I'm reading a paper on Truncated distributions, where some asymptotic tests are considered to determine if a data sample is truncated or not. I'm confused about the following line:
An asymptotic test based on $L(\hat{\alpha})$ (this is a known statistic) rejects $H_0$ on asymptotic level $q$ when \begin{equation} T_B = \sqrt{12}L(\hat{\alpha}) < -z_{q} \end{equation} with $P(N(0,1)>z_q) = q.$ The p-value is then given by $\phi(\sqrt{12}L(\hat{\alpha}))$.
$L(\hat{\alpha})$ is a known statistic, but that's all.

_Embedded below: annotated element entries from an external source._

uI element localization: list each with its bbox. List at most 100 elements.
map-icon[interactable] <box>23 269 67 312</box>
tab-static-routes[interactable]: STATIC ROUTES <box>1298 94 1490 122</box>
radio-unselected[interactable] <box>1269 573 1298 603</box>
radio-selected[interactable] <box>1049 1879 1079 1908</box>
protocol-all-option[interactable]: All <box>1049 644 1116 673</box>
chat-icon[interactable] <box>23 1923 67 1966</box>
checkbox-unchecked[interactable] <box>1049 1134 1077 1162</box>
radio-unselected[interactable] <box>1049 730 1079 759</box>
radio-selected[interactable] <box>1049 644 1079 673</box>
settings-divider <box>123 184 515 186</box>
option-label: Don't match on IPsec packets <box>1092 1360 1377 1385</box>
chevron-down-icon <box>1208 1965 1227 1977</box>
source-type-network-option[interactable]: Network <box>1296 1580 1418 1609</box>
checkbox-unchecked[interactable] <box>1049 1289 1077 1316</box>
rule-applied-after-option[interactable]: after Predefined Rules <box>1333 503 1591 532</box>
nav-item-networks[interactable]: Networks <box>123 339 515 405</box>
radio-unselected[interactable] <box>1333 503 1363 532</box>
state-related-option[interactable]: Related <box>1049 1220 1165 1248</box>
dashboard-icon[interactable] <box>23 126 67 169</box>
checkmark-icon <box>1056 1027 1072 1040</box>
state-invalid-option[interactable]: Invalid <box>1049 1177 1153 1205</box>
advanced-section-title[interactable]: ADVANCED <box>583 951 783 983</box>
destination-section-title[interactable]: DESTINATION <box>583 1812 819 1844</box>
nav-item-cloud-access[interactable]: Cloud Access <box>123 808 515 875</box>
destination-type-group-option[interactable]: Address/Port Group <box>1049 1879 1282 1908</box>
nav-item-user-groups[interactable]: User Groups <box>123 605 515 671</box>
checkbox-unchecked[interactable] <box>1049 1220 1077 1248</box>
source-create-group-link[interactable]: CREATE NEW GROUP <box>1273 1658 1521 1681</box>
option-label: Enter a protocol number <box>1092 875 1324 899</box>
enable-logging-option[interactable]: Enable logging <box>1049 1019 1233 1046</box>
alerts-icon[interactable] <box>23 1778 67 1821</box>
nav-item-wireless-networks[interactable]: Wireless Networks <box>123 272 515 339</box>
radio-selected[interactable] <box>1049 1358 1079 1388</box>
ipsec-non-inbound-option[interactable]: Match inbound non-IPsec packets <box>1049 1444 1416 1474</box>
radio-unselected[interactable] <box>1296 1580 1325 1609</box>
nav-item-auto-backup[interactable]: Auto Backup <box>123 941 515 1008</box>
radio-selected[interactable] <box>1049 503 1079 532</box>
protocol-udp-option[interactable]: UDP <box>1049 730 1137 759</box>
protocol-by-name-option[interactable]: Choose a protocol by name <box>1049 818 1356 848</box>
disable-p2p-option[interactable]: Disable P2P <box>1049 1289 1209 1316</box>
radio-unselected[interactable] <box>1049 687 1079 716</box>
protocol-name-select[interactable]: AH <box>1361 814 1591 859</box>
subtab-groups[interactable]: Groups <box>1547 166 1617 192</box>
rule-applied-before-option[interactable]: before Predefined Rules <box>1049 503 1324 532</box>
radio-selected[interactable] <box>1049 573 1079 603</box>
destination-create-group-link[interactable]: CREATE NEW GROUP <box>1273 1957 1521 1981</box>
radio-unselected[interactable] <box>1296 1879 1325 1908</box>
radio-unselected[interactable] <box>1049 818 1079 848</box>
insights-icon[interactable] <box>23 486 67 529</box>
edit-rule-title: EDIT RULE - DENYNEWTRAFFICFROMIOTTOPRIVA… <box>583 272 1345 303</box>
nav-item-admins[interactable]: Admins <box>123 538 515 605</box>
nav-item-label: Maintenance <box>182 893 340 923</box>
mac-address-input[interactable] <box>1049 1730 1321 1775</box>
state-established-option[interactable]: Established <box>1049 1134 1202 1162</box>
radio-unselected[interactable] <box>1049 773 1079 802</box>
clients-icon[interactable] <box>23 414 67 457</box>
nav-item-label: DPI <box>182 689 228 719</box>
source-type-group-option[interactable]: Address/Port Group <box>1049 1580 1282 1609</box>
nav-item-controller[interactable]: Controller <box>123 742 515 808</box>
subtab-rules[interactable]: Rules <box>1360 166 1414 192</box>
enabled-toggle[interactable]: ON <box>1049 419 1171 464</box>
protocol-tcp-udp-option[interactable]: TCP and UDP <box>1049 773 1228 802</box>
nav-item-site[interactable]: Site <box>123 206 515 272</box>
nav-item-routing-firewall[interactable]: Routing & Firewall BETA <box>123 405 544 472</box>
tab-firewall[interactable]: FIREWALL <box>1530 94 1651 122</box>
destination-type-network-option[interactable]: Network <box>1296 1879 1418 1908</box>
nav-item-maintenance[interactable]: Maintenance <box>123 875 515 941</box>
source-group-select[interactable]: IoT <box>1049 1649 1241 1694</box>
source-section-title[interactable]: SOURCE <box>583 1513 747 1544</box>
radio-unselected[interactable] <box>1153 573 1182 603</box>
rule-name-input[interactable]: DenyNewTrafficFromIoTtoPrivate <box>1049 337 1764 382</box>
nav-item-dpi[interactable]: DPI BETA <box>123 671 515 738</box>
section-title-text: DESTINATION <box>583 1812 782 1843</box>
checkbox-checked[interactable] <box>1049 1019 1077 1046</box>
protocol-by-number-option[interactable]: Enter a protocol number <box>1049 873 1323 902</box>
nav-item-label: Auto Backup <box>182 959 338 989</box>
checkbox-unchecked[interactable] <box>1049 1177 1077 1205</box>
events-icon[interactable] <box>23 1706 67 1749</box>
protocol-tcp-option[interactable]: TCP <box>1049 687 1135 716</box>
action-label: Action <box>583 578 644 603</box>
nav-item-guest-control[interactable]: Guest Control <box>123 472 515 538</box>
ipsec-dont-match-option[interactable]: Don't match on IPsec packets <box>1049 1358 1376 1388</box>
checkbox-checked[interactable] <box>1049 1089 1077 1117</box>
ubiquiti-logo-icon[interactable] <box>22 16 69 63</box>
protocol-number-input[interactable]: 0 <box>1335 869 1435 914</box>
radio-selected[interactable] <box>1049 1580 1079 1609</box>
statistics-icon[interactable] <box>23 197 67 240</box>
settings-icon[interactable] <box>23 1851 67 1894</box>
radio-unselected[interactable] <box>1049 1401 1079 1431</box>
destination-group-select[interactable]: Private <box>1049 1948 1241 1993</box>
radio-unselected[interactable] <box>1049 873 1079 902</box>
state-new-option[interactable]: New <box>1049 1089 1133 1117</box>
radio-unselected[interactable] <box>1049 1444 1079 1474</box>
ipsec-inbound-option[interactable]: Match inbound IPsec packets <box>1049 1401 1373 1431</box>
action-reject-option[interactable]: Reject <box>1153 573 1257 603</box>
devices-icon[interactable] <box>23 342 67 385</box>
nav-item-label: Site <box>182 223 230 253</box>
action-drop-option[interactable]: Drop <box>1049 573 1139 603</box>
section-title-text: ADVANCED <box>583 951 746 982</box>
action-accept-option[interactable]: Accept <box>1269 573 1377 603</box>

The problem is, I don't know how to compute this p-value. I thought that this is just a lower tailed Z-test, so that $\phi$ is just the normal cumulative distribution function. I'm working with a dataset in R in order to calculate the p-value and I tried it like this:
p = pnorm(sqrt{12}L(\hat{\alpha}),0,1, lower.tail=TRUE),
this however, doesn't give any right results. I'm sure it's not a programming fault in previous code, hence the question on this site, so it has to be something I don't understand or don't see.
What am I missing here?
The statement of the test is a bit confusing because the authors change the sign on the critical value. Your doing a left tailed test and the critical value is given as -z_q. Then the authors switch to giving the formula for q in terms of z_q instead of -z_q. Then they give the formula for p-value in terms of phi, which conventionally refers to the cumulative distribution, i.e. phi(x)=P(N(0,1) < x).
To answer your question, you don't want lower.tail=FALSE in the R code since you want to do a left tailed test.